Fortunately, only one Supreme Court justice, Clarence Thomas, thinks the practice is OK after an 8-1 ruling in favor of an Arizona middle-schooler who’d been strip-searched on suspicions that she had ibuprofen on her body.
Yes, ibuprofen. Also known as Advil. Oh, after shaking out her panties and her bra, school officials didn’t find any.
Thomas, the lone dissenter, said the ruling opened the door to the prospect that students now would hide drugs in their underwear. And bazookas, no doubt.
He wrote that, “preservation of order, discipline, and safety in public schools is simply not the domain of the Constitution.”
As aghast at that statement as you and I might be, realize that Justice Thomas, like Rush Limbaugh and, oh, Kim Il Sung, have bigger constituencies than rational sorts might imagine.
Considering the overreaches so common in today’s “zero tolerance” climate, it’s a wonder that a girl standing naked before school authority can count on any support whatsoever on our highest court.
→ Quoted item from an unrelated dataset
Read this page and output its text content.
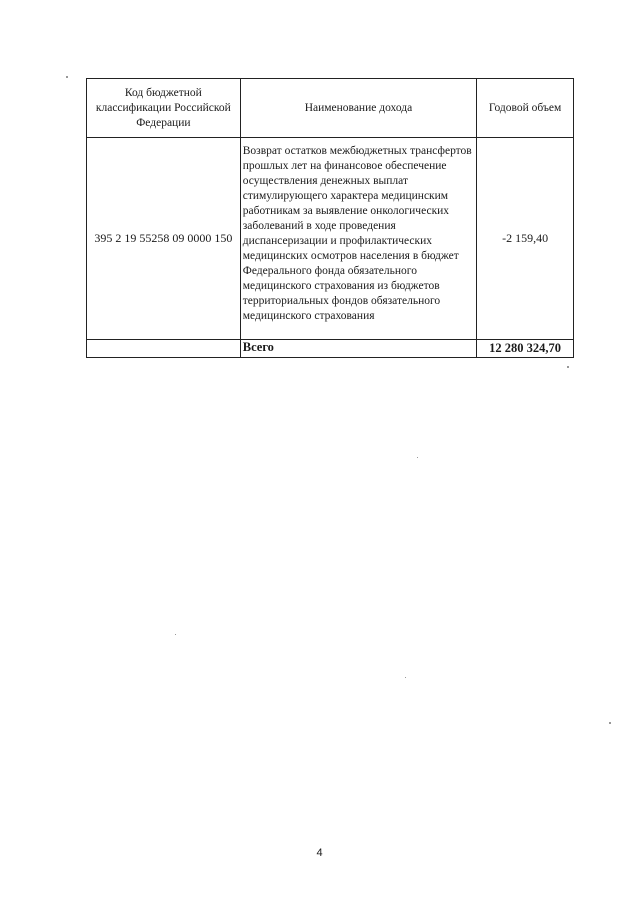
Код бюджетной классификации Российской Федерации	Наименование дохода	Годовой объем
395 2 19 55258 09 0000 150	Возврат остатков межбюджетных трансфертов прошлых лет на финансовое обеспечение осуществления денежных выплат стимулирующего характера медицинским работникам за выявление онкологических заболеваний в ходе проведения диспансеризации и профилактических медицинских осмотров населения в бюджет Федерального фонда обязательного медицинского страхования из бюджетов территориальных фондов обязательного медицинского страхования	-2 159,40
	Всего	12 280 324,70
4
Then again, that support is the essence of civil liberties. Of course, listen to what many so-called conservatives say about the subject, and understand that civil liberties are just about the most dangerous thing going.
Did I say lab animals? In many ways the school is the laboratory for those who, though they claim to be conservative (a strain of thought with supposed roots in freedom and libertarianism), are really frothy authoritarians. Generally they’d be OK with a police state, so long as the police don’t take their guns.
How blithely they nod when such proposals come down the pike as student uniforms, random drug tests, or turning schools into Shawshank-style lock-ups.
Students? They have no rights. And civil rights are a pernicious influence in society anyway. Right, Justice Thomas?
Hence, you have the suspension of three Westchester (N.Y.) high school girls for saying “vagina” in a presentation of — you won’t believe — the Vagina Chronicles.
You have the New York student suspended for holding up a “Bong Hits 4 Jesus” poster at a non-school event. He lost his appeal to this Supreme Court.
Incidents like these, and the gamut of overkill under the guise of “zero tolerance,” led the New York Civil Liberties Union to push for something called the Student Safety Act. The words evoke images of razor wire and drug-sniffing dogs. Actually it’s just the opposite, a response to “schools’ reliance on over-policing and overly harsh disciplinary policies.” It’s a proposal with an audacious premise: that students do have rights.
Advocates point out that too many schools have begun abdicating discretion to zero-tolerance policies and campus police, often resulting in a “suspend now, talk later” mind-set.
I am well aware of the opposite condition, chronic troublemakers endangering others and disrupting class without sanction and without relief for those who want to learn.
Neither situation is acceptable. But the most unacceptable proposition is that we would require individuals to show up at a place — school — where the freedoms enumerated in the Bill of Rights are only things that you learn about, things that apply to your parents but not you.